I recall a minor controversy some months ago over vulgarity in this magazine. I did and do tilt towards the fuddy duddy button-up attitude on this. I reserve cursing for my boss, and for my emails to Robert Stacy McCain.
So I’m embarrassed now to be telling you about the concept of the “shit test.” This arises out of the lingo of pickup artists and seduction literature, a subculture based in an effort to uncover the rules that govern our social, romantic, and sexual matrix. The idea is to master the rules and manipulate them like Neo. In any event, there’s enough in it of interest to be worth reading, at least because it suggests any number of subversive sociopolitical perspectives. Besides your basic stock anti-feminism, there’s a lurking acknowledgement of something that strikes deeper, against philosophical and anthropological individualism. The patterns that distinguish men and women, what they want and how they go about getting it, are at least as strong as the force of individual personality and choice. In their systematic pursuit of social success the men of the seduction community have brushed up against peoples’ core evolutionary character, an awareness of which they attempt to bring to bear on obstacles of everyday interaction.
You have to recognize things for what they are. So far the best explanation I’ve found of what people are comes not from anyone at my $38K/year alma mater but from a couple guys who read a little evolutionary psychology, approached eight women a day for years, and wrote down what they learned.

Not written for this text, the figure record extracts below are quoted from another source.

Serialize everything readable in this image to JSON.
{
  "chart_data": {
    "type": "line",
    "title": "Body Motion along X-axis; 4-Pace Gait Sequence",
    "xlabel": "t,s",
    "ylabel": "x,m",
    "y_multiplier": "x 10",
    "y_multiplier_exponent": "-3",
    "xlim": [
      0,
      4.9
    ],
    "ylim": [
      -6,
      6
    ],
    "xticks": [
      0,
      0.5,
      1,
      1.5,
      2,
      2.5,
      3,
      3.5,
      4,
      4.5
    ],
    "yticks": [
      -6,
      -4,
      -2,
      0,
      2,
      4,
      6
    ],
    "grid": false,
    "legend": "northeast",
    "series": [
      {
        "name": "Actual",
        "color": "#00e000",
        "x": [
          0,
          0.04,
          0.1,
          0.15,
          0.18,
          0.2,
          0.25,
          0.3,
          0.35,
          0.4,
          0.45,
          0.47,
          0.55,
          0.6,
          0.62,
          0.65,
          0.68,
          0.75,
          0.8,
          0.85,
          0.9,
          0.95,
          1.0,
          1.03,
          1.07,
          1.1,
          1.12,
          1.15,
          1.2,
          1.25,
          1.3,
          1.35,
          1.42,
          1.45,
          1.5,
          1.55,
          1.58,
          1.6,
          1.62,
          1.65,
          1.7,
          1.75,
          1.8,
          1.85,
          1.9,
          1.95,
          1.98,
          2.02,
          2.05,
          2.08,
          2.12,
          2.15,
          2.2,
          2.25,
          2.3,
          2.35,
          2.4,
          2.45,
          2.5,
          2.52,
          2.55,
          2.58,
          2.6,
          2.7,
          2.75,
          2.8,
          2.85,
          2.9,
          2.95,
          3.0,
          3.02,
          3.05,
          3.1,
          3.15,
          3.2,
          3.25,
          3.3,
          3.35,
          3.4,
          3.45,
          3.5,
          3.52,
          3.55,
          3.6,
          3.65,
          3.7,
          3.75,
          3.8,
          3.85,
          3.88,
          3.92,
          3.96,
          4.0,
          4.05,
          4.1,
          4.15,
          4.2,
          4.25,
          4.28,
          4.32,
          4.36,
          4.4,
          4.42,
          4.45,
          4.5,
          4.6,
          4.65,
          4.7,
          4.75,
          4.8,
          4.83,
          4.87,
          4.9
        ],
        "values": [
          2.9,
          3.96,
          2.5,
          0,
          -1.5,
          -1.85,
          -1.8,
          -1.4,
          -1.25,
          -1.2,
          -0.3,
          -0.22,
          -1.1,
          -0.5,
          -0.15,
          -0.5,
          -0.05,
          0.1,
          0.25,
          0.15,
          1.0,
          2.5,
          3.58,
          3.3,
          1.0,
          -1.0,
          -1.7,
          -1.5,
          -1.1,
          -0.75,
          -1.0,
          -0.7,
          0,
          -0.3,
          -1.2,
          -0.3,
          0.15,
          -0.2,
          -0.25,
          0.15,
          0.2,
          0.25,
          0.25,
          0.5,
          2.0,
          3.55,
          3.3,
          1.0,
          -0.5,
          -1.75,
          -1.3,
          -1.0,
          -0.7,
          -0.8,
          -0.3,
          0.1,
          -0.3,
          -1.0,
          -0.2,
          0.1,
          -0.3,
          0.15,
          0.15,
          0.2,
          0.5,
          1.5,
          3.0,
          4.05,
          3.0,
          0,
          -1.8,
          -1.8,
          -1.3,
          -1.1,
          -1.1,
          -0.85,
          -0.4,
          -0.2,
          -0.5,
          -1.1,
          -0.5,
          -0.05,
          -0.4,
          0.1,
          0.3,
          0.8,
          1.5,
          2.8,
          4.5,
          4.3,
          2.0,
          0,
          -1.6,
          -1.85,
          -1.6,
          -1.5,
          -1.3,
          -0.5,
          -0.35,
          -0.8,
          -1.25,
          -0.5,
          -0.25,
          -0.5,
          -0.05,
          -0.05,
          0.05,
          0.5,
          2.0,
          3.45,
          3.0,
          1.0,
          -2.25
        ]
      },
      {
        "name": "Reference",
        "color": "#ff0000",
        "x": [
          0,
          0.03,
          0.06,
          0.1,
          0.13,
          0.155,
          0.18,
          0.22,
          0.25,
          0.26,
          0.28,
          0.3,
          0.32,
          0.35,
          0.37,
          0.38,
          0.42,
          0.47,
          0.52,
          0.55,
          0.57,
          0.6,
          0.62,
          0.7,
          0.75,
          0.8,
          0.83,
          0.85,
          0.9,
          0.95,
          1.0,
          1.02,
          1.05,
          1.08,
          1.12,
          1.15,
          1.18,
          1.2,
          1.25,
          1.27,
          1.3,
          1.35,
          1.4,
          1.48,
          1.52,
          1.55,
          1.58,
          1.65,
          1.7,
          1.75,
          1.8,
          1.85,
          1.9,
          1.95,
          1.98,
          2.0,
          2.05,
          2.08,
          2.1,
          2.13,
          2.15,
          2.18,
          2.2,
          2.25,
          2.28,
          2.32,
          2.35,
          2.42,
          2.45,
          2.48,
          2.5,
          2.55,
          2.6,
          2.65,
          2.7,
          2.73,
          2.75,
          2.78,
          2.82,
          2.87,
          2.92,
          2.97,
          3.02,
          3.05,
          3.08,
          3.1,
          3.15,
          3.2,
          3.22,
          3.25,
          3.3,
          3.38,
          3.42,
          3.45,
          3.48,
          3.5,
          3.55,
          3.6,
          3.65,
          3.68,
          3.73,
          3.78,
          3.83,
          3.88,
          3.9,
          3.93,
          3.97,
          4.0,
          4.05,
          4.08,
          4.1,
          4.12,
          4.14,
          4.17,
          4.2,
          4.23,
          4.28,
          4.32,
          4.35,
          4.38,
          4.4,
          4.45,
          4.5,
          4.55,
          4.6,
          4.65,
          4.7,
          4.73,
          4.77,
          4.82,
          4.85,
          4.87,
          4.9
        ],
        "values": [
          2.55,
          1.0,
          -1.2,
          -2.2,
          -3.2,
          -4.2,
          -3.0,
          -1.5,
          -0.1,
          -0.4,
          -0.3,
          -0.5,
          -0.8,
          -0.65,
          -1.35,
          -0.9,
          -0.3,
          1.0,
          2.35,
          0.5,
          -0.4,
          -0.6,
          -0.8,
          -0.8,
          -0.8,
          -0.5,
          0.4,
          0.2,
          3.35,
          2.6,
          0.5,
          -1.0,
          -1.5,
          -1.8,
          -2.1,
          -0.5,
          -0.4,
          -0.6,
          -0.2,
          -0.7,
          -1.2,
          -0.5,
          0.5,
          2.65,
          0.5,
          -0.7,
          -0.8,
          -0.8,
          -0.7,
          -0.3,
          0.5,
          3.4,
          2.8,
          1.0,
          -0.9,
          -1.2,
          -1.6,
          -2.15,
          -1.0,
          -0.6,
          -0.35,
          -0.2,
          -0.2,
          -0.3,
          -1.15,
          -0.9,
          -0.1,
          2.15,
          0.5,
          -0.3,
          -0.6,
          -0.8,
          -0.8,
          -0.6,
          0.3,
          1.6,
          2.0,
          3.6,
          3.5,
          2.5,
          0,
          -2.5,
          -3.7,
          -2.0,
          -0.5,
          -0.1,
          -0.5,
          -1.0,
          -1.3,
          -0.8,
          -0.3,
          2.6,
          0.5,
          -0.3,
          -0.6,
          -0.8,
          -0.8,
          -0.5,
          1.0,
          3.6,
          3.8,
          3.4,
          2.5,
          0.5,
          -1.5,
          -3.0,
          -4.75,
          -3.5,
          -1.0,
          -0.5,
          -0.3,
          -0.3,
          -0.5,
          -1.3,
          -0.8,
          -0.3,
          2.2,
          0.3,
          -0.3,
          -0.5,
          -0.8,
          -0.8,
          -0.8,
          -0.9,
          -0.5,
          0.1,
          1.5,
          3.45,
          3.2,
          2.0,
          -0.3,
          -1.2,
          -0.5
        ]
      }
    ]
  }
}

Back to the shit test. It refers to women giving men a hard time on any number of levels to test their reaction. If you can’t handle the challenge with grace and verve you’re out. Simple enough.
It turns out shit testing is at the root of what drew me to politics in the first place, even if I didn’t think of it that way until recently. But it makes sense. The high-pitched activist liberals I collided with in college are living out one prolonged shit test that has its own ontological area code. I recall the effect of their overall swagger and posture to be a dare, to anyone who suggested any degree of serious hesitation about gay marriage, mass immigration, racial egalitarianism, or whatever. I wasn’t self-consciously right-wing when I first encountered this but I couldn’t resist the challenge and still can’t. Cocky liberals might intimidate someone with their knowing bluster, but it won’t be me. I was going to call their bluff wherever and whenever I could. My instinctive response was to say, “Look, you don’t have the grasp on truth you pretend to and your moral scruples are exaggerated. You’re not saving any lives or making the world a better place by raging against homophobia and imaginary Nazis. You’re just striking a pose to impress yourself and others. I’m unimpressed.”
I still am, no less yesterday when the viral Facebook status update read, “No one should die because they cannot afford health care, and no one should go broke because they get sick. The purpose of government is to improve the lives of its citizens, and basic health care should be a universal right. If you agree, please post this as your status for the rest of the day.” Oh, how butch! Who could possibly dispute that?
Eventually I ended up saying to one such friend that I’d support universal health coverage. All I ask in return is for an immediate end to immigration, restriction of citizenship to some concept of native identity, and reversal of all Federal civil rights legislation. A reasonable trade, no?